The fallout since the video’s dissemination has been swift: The officer, Patrick Connor, who had been placed on desk duty on June 25 during an internal investigation, resigned on Wednesday amid calls for the forest preserve district to terminate his employment.
U.S. Rep. Luis Gutierrez said in an interview it’s clear to him the state’s attorney did “the right thing.”
Gutierrez, a national leader on immigration who has been vociferous in his criticism of President Trump, tied the comments on the video to the general political atmosphere in the country.
“There should be consequences. People have to learn there are consequences, especially in the era of Trump,” Gutierrez said. “I really do believe there are people who say to themselves, ‘If Trump can do it, I can do it. Why can’t I go out there and say the things the president says?’ ”
He said this is a moment in time when local authorities must step in on racial and other issues, as he said the more conservative federal Justice Department is less interested in these issues than past administrations.
“I think this is the way until we retrieve rational governance at the federal level,” Gutierrez said.
Cook County Commissioner Jesus “Chuy” Garcia had called for a hate crime charge earlier and said prosecutors’ actions were “the right thing to do in this situation.”
“This should have happened sooner but sometimes it takes an incident like this to go viral and for the public to chime in to really make us appreciate the consequences of our actions,” Garcia said.
Watching the video, Garcia said, “it’s reasonable to conclude that the way this individual confronted the woman constituted a hate crime. It was threatening and menacing and obviously full of racial ethnic hatred.”
A representative of Cook County Board President Toni Preckwinkle’s office declined to comment about the charges.
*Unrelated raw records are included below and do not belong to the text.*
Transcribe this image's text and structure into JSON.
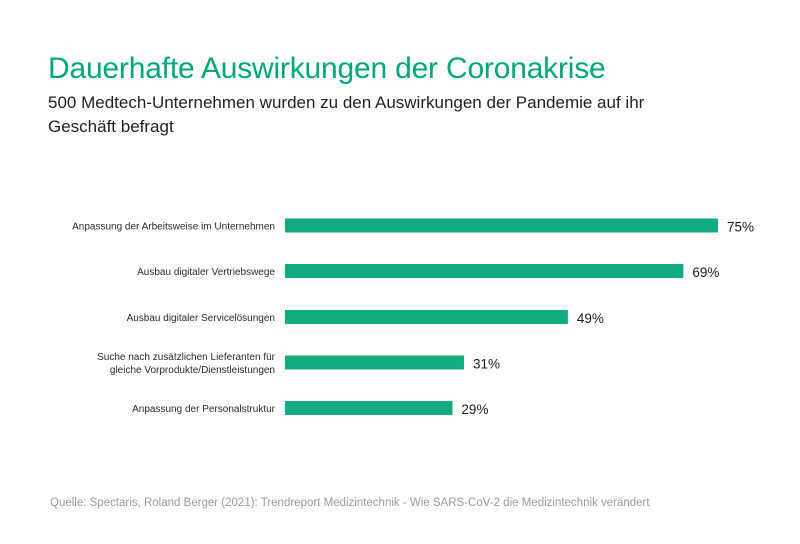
{
  "header": {
    "title": "Dauerhafte Auswirkungen der Coronakrise",
    "subtitle": "500 Medtech-Unternehmen wurden zu den Auswirkungen der Pandemie auf ihr Geschäft befragt"
  },
  "footer": {
    "source": "Quelle: Spectaris, Roland Berger (2021): Trendreport Medizintechnik - Wie SARS-CoV-2 die Medizintechnik verändert"
  },
  "colors": {
    "accent": "#00a67e",
    "bar": "#12ac82"
  },
  "chart_data": {
    "type": "bar",
    "orientation": "horizontal",
    "categories": [
      [
        "Anpassung der Arbeitsweise im Unternehmen"
      ],
      [
        "Ausbau digitaler Vertriebswege"
      ],
      [
        "Ausbau digitaler Servicelösungen"
      ],
      [
        "Suche nach zusätzlichen Lieferanten für",
        "gleiche Vorprodukte/Dienstleistungen"
      ],
      [
        "Anpassung der Personalstruktur"
      ]
    ],
    "values": [
      75,
      69,
      49,
      31,
      29
    ],
    "value_labels": [
      "75%",
      "69%",
      "49%",
      "31%",
      "29%"
    ],
    "unit": "%",
    "xlim": [
      0,
      75
    ],
    "grid": false,
    "legend": "none"
  }
}
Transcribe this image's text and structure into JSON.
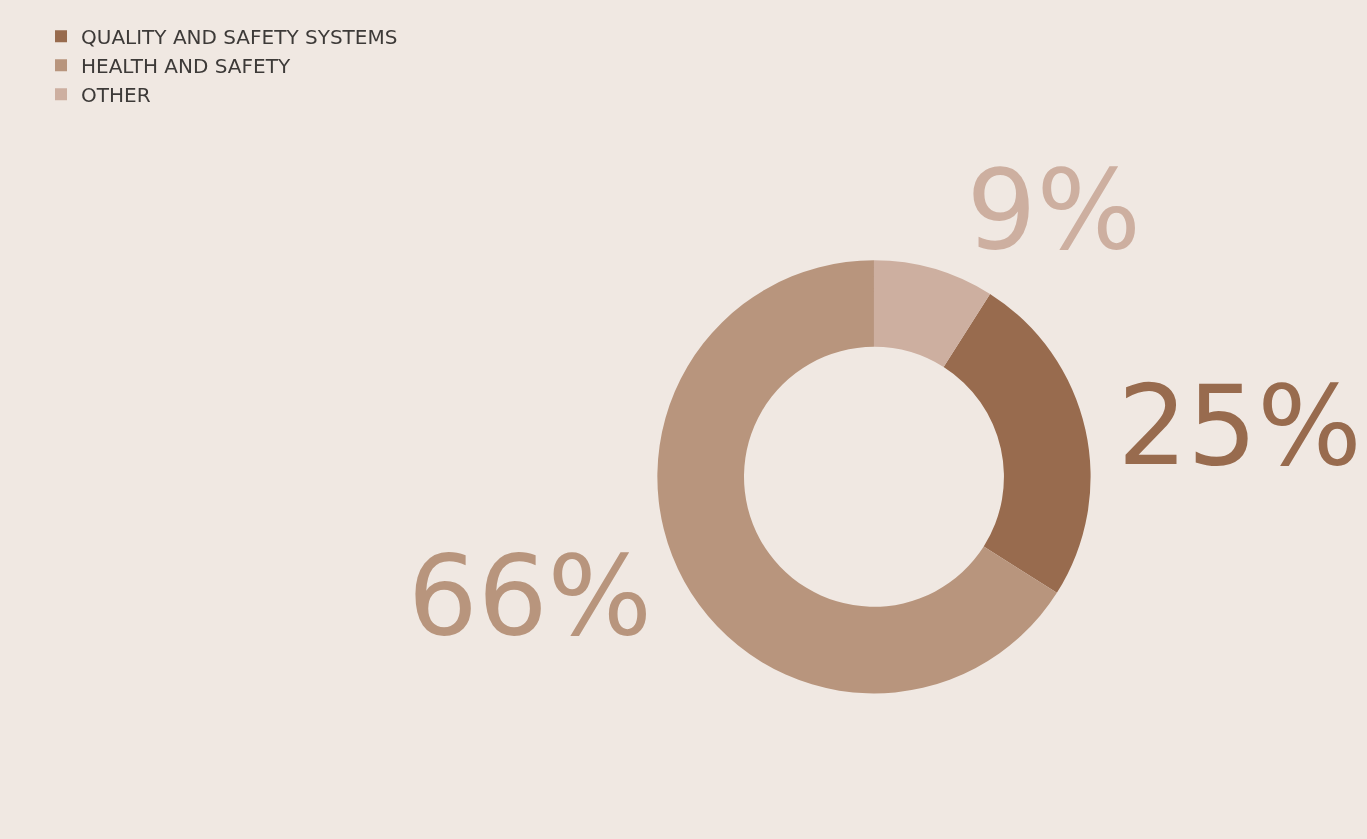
{
  "chart_data": {
    "type": "donut",
    "categories": [
      "QUALITY AND SAFETY SYSTEMS",
      "HEALTH AND SAFETY",
      "OTHER"
    ],
    "values": [
      25,
      66,
      9
    ],
    "value_labels": [
      "25%",
      "66%",
      "9%"
    ],
    "colors": [
      "#986b4e",
      "#b8957d",
      "#cdafa0"
    ],
    "legend": "top left"
  }
}
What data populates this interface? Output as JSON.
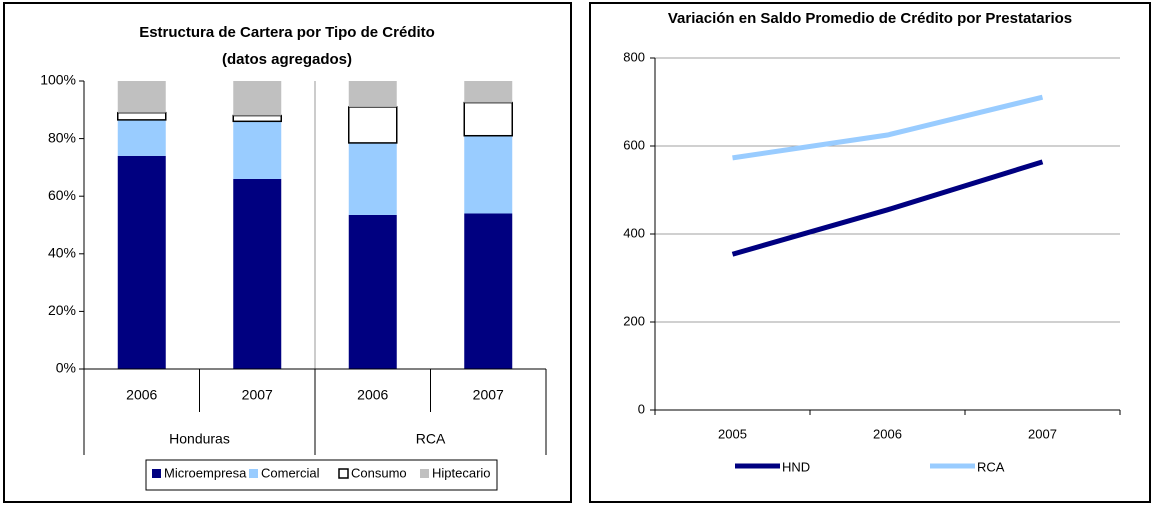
{
  "chart_data": [
    {
      "type": "stacked_bar",
      "title": "Estructura de Cartera por Tipo de Crédito",
      "subtitle": "(datos agregados)",
      "categories": [
        "2006",
        "2007",
        "2006",
        "2007"
      ],
      "groups": [
        "Honduras",
        "RCA"
      ],
      "series": [
        {
          "name": "Microempresa",
          "color": "#000080",
          "values": [
            74,
            66,
            53.5,
            54
          ]
        },
        {
          "name": "Comercial",
          "color": "#99ccff",
          "values": [
            12.5,
            20,
            25,
            27
          ]
        },
        {
          "name": "Consumo",
          "color": "#ffffff",
          "values": [
            2.5,
            2,
            12.5,
            11.5
          ]
        },
        {
          "name": "Hiptecario",
          "color": "#c0c0c0",
          "values": [
            11,
            12,
            9,
            7.5
          ]
        }
      ],
      "ylim": [
        0,
        100
      ],
      "yticks": [
        {
          "value": 0,
          "label": "0%"
        },
        {
          "value": 20,
          "label": "20%"
        },
        {
          "value": 40,
          "label": "40%"
        },
        {
          "value": 60,
          "label": "60%"
        },
        {
          "value": 80,
          "label": "80%"
        },
        {
          "value": 100,
          "label": "100%"
        }
      ],
      "legend": "bottom"
    },
    {
      "type": "line",
      "title": "Variación en Saldo Promedio de Crédito por Prestatarios",
      "categories": [
        "2005",
        "2006",
        "2007"
      ],
      "series": [
        {
          "name": "HND",
          "color": "#000080",
          "values": [
            354,
            455,
            564
          ]
        },
        {
          "name": "RCA",
          "color": "#99ccff",
          "values": [
            573,
            625,
            711
          ]
        }
      ],
      "ylim": [
        0,
        800
      ],
      "yticks": [
        0,
        200,
        400,
        600,
        800
      ],
      "grid": true,
      "legend": "bottom"
    }
  ]
}
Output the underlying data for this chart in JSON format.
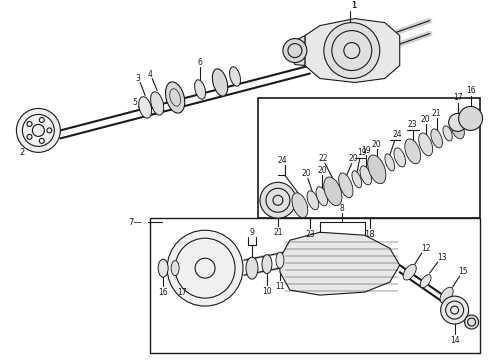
{
  "bg_color": "#ffffff",
  "line_color": "#1a1a1a",
  "fig_width": 4.9,
  "fig_height": 3.6,
  "dpi": 100
}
Preckwinkle earlier this week apologized to the woman in the video, Mia Irizarry, while speaking at an unrelated event, calling the incident “completely unacceptable.”
Preckwinkle also released a statement Tuesday saying she’d had a phone call with Puerto Rican Gov. Ricardo Rossello, who’d referenced her directly in a tweet about the video.
“I expressed my regret over the June 14 incident in the Caldwell Woods Forest Preserves and assured him that what is shown in the video does not represent our values in Cook County,” Preckwinkle said in the statement.
Walberg and Pratt write for the Chicago Tribune.